IRI F&B DATA: Part II on snacks

Snacks scatter UK top 20 F&B showing sturdy growth

By Kacey Culliney

- Last updated on GMT

The UK is 'unsurprisingly' chomping down snacks, driving sales growth 5% higher than the overall food and beverage sector
The UK is 'unsurprisingly' chomping down snacks, driving sales growth 5% higher than the overall food and beverage sector
Two major snack brands have made it into the UK’s top 20 best-selling food and beverage list with above-market growth, according to IRI data.

PepsiCo’s Walkers brand snapped up second place, just behind 1L Smirnoff Vodka, with its six-pack product, generating £179.1m ($282m) for the year ending October 14, 2014, according to fresh IRI data*​.

Close behind was Kellogg’s Pringles pots in fourth with £161m ($253.5m) in sales.

Tim Eales, strategic insights director at IRI UK, said this presence in the top 20 was reflective of the snacking culture across the country.

“It’s a bit of a lifestyle that we’ve come to adopt and it’s popular with a great many people,”​ he told BakeryandSnacks.com.

“Crisps are clearly the kind of things you can eat almost at any time – they are very easy to eat. And of course they go very well with a drink, and we clearly seem to be buying a lot of drinks.”

Smirnoff Vodka 700ml placed third behind Walkers among a host of other beverage brands, including Coca Cola, Red Bull and Diet Coke.

Above-average growth

When compared to sales on the previous year, Walkers six-pack and Pringles 190 g pots were both in growth – 0.8% and 5.3% respectively. 

Walkers six-packs are the second biggest-selling brand in the UK
Walkers six-packs are the second biggest-selling brand in the UK

Walkers’ single-serve packs also placed seventh with £134.9m ($212m) in sales and showed a 4.5% sales growth on the previous year.

“These are all in growth which is actually pretty hard to find at the moment. If you take our sales data in totality over the last year, excluding alcohol, packaged groceries were at -1% this year,”​ Eales said.

Both Walkers single-serve and Pringles, he said, were way above that market average decline.

“We can’t look at this and surmise that the whole of the bagged snacks sector is going well, but these ones in particular are doing well and bucking the top line trend of overall value decline.”

Out with the old, in with the new?

Asked if these sales figures were indicative that ‘healthy’ snacking had not taken off in the UK, Eales said: “It’s about growth - people are very anxious to try and achieve growth in their brands.
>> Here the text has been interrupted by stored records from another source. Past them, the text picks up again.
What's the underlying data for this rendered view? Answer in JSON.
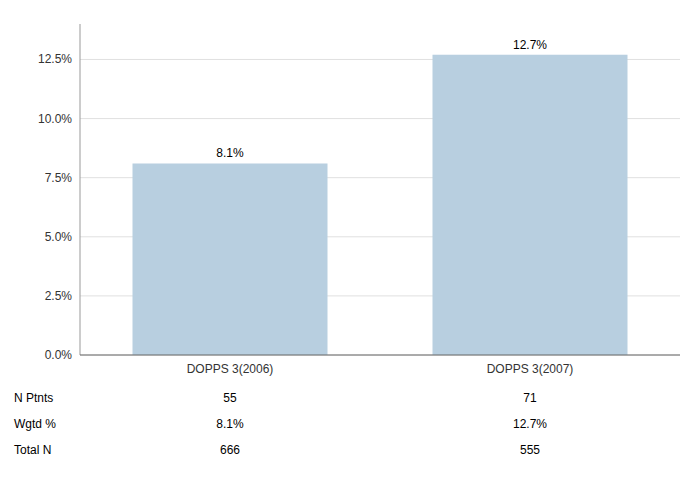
{
  "chart_data": {
    "type": "bar",
    "categories": [
      "DOPPS 3(2006)",
      "DOPPS 3(2007)"
    ],
    "values": [
      8.1,
      12.7
    ],
    "value_labels": [
      "8.1%",
      "12.7%"
    ],
    "data_labels": true,
    "color": "#b8cfe0",
    "ylim": [
      0,
      14.0
    ],
    "yticks": [
      {
        "value": 0.0,
        "label": "0.0%"
      },
      {
        "value": 2.5,
        "label": "2.5%"
      },
      {
        "value": 5.0,
        "label": "5.0%"
      },
      {
        "value": 7.5,
        "label": "7.5%"
      },
      {
        "value": 10.0,
        "label": "10.0%"
      },
      {
        "value": 12.5,
        "label": "12.5%"
      }
    ],
    "grid": true,
    "table": {
      "row_labels": [
        "N Ptnts",
        "Wgtd %",
        "Total N"
      ],
      "rows": [
        [
          "55",
          "71"
        ],
        [
          "8.1%",
          "12.7%"
        ],
        [
          "666",
          "555"
        ]
      ]
    }
  }
}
And in their businesses and generally speaking, the healthier products that have been launched recently are the ones you tend to see the growth figures in. Not exclusively, by any means, but the healthy products are very popular among a proportion of the population.”

However, he said there was clearly “a much larger part”​ of the population who were happy eating regular potato chip snacks. 

Healthy snacks were popular, but the masses clearly still enjoy regular potato chips
Healthy snacks were popular, but the masses clearly still enjoy regular potato chips

Eales said it was unsurprising the six-pack product from Walkers placed highest. “The six-pack is the kind of big volume line within the supermarkets.”

What was surprising, he said, was that Walkers individual crisp packs placed in the top 20. “If people are buying the smaller, single packs it will often be taking place in areas we don’t reach like bars and pubs, so I could almost be surprised it’s as big as it is. And of course, it’s a great deal more expensive to buy crisps in a single bag, compared to a multipack. It shows there’s still a big market for what is probably people eating on the hoof.”

Eales said it was likely such sales were boosted by the ever-popular ‘meal deal’ in the UK. “The meal deals people will have you believe that what we should eat for lunch is a sandwich, pack of crisps and a drink. It would be interesting to see how many individual packs of crisps they’d sell without these meal deals because sandwiches are a very big market,”​ he said.

*Sales for IRI’s top 20 list were taken from all UK multiples, convenience stores, independent grocers as well as newsagents and tobacconists. The data, however, excludes discounters.